To Live or Die For

Martin Luther King, Jr. was born on January 15, 1929 and died on April 4, 1968. He was a clergyman, activist and prominent leader in the African-American civil rights movement. His main legacy was to secure progress on civil rights and has become a human rights icon.

He delivered a speech in 1963 in Washington, D.C. titled, “I Have a Dream” and in 1964 he won the Nobel Peace Prize for his work on ending racial segregation and racial discrimination by using civil disobedience and other non-violent methods.

Today, we remember Martin Luther King, Jr.’s contribution to our country with marches, speeches and re-enactments of the “I Had a Dream” speech. I looked up some of his more popular quotes and I came across this one: “I submit to you that if a man hasn’t discovered something he will die for, he isn’t fit to live.”

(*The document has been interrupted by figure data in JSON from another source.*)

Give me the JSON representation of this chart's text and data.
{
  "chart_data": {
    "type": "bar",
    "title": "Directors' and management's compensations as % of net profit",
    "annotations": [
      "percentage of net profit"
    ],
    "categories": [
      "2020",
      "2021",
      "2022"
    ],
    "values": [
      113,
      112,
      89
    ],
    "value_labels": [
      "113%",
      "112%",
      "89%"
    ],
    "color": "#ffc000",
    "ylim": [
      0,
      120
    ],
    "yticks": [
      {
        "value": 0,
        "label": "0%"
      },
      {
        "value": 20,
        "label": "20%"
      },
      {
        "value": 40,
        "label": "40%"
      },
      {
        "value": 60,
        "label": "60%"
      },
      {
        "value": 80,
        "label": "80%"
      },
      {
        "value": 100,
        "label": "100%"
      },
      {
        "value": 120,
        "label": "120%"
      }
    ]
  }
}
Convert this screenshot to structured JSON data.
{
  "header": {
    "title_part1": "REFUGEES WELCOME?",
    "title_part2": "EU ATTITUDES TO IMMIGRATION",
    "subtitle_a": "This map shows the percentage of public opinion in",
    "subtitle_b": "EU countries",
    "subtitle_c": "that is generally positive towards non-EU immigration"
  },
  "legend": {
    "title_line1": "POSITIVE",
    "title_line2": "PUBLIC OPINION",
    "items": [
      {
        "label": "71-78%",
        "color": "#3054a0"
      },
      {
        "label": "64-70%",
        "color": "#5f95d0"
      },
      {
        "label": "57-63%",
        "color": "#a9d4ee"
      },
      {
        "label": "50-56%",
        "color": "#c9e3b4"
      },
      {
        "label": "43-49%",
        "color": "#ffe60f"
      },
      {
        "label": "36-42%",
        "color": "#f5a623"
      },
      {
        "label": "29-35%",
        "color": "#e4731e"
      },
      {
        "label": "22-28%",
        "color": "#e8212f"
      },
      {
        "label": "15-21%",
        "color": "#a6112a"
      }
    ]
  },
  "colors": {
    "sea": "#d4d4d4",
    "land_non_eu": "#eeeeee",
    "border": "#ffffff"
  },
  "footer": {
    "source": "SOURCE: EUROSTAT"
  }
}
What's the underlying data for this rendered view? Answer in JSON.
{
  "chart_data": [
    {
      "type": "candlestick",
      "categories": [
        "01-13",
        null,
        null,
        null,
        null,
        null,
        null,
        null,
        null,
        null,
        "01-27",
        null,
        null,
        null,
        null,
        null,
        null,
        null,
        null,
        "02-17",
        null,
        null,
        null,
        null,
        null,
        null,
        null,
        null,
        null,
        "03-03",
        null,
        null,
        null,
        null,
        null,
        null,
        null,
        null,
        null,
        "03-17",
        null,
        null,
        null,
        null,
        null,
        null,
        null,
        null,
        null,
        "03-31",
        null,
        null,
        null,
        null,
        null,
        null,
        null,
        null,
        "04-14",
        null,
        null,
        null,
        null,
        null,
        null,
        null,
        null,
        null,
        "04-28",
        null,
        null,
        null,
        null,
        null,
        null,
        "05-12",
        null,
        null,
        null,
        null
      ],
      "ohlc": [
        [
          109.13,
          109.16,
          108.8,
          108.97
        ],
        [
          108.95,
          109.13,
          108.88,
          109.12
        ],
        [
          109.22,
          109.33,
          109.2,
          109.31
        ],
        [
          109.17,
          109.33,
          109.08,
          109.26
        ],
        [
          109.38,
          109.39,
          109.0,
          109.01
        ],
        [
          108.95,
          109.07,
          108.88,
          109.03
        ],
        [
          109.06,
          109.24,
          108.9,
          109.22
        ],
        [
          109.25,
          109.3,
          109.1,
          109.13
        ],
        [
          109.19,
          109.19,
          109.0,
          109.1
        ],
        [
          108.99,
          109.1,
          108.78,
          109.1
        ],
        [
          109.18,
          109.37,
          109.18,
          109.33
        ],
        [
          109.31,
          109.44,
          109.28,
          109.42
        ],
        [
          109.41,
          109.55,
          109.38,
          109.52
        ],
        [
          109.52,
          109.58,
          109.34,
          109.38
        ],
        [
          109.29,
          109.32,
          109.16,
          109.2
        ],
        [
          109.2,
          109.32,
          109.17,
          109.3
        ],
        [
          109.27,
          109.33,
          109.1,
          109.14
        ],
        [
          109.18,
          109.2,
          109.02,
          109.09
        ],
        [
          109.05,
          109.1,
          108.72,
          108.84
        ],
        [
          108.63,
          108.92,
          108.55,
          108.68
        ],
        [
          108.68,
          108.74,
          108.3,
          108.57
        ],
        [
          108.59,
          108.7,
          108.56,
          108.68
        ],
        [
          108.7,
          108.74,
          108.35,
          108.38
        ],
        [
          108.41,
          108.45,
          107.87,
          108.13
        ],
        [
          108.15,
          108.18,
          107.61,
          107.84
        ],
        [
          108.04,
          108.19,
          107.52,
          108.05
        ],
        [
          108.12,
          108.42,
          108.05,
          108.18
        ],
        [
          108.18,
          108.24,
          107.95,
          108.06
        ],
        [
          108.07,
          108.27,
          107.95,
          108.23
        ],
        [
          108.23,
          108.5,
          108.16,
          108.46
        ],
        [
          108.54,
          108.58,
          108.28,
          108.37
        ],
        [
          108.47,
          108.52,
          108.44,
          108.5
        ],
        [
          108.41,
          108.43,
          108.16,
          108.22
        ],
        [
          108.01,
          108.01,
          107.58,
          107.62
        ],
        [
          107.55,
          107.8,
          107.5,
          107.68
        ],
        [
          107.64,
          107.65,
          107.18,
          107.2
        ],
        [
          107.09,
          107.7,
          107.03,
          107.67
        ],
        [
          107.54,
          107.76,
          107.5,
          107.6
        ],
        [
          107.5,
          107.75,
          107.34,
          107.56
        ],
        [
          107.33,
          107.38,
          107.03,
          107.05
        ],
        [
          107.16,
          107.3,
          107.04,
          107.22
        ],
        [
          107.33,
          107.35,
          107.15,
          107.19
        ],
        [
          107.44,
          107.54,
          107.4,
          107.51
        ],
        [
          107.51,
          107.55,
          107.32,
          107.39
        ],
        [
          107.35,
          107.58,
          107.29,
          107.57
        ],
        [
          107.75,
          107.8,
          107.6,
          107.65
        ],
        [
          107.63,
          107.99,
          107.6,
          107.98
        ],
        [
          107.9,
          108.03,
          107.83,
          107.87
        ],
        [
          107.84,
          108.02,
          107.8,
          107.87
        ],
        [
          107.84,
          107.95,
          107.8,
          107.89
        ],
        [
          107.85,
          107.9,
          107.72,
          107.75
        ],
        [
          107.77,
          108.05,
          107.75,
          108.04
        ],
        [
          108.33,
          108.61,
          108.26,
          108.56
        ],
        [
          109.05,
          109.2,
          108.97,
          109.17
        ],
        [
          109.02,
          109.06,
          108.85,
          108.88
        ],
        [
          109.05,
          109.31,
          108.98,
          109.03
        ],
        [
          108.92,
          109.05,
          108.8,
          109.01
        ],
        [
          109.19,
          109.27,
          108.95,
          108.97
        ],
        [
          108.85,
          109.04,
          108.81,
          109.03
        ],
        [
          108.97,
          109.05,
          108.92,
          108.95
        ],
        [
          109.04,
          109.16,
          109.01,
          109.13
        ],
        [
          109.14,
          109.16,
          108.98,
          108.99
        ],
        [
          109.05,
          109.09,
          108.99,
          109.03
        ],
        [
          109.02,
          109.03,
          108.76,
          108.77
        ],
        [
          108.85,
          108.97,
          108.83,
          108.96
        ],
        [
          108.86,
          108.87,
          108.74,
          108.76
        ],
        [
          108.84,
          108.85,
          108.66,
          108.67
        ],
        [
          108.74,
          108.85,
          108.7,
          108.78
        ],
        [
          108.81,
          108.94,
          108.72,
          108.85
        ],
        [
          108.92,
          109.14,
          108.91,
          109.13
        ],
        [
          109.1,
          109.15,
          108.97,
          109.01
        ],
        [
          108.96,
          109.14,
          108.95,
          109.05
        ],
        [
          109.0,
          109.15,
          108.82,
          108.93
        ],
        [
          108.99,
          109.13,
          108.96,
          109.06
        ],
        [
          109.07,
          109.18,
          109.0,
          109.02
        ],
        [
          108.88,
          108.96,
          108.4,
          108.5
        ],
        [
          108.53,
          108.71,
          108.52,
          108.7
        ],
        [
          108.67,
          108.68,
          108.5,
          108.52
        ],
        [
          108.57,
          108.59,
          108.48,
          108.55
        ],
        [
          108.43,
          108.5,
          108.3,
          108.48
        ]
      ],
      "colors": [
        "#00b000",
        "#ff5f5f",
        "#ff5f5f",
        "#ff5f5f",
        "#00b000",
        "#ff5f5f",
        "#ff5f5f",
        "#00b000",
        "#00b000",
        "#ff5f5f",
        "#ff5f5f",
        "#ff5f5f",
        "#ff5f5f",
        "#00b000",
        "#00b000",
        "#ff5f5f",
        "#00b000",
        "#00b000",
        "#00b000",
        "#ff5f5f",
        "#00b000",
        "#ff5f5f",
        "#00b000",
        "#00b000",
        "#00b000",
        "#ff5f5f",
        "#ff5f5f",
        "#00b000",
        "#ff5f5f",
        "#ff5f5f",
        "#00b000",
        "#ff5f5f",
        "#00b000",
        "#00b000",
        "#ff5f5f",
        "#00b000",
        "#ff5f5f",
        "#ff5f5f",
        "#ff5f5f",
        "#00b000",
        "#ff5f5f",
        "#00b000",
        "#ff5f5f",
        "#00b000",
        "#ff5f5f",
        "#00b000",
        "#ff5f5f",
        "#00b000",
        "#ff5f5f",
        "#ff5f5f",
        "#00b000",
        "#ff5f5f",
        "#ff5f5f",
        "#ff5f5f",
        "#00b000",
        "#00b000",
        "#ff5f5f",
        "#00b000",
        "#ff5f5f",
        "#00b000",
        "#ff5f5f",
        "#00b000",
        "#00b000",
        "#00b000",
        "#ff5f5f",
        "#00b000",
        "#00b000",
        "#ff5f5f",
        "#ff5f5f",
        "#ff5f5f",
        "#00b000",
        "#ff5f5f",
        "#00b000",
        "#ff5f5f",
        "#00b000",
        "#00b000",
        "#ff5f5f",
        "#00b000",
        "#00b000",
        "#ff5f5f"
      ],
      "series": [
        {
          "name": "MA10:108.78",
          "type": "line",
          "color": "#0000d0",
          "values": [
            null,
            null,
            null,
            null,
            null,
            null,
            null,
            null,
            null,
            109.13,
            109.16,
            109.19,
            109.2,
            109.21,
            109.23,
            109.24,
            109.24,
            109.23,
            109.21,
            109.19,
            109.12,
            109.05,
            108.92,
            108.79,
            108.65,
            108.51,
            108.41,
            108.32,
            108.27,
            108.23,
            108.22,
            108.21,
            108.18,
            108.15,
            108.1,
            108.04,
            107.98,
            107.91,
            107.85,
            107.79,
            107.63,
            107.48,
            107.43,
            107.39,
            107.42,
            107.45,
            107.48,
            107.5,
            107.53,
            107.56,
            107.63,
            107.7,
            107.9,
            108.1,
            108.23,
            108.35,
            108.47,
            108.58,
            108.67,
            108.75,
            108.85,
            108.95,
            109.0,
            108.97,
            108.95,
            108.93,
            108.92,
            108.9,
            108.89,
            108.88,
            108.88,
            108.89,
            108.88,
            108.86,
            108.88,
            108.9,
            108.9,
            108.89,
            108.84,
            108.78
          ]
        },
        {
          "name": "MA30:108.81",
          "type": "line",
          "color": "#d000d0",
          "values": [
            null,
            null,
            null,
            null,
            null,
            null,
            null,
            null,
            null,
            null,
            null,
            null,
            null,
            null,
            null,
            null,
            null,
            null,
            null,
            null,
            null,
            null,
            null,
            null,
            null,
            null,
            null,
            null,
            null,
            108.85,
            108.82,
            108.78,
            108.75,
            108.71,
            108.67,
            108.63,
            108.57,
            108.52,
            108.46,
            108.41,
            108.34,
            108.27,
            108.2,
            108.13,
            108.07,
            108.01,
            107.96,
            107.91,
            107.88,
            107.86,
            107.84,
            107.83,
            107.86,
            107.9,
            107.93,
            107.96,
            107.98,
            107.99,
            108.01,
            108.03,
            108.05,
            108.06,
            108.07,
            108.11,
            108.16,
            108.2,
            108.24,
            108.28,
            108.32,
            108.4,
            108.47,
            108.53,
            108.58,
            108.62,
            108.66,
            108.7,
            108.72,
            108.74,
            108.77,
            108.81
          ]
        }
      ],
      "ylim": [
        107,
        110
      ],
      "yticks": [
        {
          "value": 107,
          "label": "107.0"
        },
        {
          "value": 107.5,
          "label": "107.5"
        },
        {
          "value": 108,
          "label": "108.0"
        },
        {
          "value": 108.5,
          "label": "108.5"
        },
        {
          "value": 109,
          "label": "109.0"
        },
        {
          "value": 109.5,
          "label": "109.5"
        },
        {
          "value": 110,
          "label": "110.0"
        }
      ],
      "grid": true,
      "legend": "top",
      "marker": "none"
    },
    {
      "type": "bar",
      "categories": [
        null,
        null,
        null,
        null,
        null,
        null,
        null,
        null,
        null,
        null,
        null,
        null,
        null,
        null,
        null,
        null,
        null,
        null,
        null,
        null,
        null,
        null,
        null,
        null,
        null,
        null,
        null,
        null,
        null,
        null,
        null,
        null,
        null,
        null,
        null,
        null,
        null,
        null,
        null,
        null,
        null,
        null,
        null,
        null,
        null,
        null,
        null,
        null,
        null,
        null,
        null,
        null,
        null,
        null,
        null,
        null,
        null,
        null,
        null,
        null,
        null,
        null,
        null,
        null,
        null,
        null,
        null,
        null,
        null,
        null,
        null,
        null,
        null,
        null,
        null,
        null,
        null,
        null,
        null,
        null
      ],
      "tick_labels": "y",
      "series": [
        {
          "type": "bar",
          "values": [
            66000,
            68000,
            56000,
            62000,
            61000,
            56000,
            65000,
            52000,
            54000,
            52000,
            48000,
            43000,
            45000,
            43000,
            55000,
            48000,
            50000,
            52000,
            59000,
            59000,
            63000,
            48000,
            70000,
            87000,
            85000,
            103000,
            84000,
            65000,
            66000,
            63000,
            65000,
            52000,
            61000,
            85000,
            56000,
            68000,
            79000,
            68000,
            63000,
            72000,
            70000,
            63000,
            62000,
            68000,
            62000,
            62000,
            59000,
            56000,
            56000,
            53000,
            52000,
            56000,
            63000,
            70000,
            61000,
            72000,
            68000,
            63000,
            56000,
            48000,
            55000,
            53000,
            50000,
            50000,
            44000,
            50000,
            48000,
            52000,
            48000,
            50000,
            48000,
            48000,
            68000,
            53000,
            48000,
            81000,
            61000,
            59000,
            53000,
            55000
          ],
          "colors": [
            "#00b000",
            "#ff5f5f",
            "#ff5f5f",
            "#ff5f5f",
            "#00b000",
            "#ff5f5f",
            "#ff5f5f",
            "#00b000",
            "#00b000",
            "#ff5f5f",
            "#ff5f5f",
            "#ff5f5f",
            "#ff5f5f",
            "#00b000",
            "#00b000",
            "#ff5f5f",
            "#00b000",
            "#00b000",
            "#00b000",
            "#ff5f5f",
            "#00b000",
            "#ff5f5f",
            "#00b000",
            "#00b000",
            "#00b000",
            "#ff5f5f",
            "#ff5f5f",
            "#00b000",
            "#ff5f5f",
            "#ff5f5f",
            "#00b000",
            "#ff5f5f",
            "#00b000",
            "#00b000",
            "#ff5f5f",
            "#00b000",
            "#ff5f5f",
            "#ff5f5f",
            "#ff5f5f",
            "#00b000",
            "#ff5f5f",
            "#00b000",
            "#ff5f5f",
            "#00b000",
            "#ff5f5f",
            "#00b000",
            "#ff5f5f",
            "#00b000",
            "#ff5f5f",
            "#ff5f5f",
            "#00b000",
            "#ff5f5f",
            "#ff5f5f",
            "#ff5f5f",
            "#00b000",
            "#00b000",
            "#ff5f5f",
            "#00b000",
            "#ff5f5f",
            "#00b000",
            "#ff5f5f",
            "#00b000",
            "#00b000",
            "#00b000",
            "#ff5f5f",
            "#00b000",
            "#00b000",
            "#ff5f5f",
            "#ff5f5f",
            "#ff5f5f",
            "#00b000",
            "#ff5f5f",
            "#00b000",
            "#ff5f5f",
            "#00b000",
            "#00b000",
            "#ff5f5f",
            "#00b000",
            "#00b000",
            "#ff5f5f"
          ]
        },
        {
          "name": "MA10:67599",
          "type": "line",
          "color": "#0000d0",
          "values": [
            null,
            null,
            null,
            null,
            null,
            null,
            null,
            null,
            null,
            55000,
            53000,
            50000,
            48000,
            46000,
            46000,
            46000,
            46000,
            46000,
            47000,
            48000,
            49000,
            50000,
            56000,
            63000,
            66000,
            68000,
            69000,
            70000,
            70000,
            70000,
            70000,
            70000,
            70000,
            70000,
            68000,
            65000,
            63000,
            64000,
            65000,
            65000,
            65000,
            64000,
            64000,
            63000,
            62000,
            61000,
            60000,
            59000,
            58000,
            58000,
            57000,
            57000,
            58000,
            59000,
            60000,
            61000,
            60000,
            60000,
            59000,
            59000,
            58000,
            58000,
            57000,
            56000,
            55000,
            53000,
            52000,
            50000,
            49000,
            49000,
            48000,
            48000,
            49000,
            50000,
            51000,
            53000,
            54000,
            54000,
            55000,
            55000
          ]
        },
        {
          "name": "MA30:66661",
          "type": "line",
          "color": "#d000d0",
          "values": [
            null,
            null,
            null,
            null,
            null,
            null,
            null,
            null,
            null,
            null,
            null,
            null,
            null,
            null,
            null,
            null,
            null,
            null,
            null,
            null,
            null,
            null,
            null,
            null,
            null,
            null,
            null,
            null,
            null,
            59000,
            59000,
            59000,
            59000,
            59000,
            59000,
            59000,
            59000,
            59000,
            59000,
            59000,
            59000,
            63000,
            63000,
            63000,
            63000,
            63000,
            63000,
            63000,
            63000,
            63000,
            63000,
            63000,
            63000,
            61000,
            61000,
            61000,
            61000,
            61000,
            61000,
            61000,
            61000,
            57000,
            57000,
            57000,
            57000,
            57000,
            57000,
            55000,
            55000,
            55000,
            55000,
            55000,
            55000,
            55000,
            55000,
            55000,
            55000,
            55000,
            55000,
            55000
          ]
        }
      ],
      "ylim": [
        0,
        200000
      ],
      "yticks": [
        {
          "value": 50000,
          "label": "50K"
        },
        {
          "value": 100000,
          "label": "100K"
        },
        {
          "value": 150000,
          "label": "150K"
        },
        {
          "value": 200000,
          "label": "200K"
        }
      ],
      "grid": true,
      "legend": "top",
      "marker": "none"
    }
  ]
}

Martin Luther King, Jr. died for what he believed in and I don’t believe he would have done anything differently had he known his life would have ended the way it did because of what he stood for.

The question we should all ask ourselves is whether we’ve found something worth standing for and giving our very lives for. Have you?

Jesus said, “Greater love has no one than this, than to lay down one’s life for his friends.” (Jn. 15:13) Martin Luther King, Jr. was a civil rights leader that worked to end segregation and discrimination, but Jesus came to set the captives free and gave His life willingly on the cross as the ultimate show of God’s love for all mankind.

What or Whom do you live for? Or die for?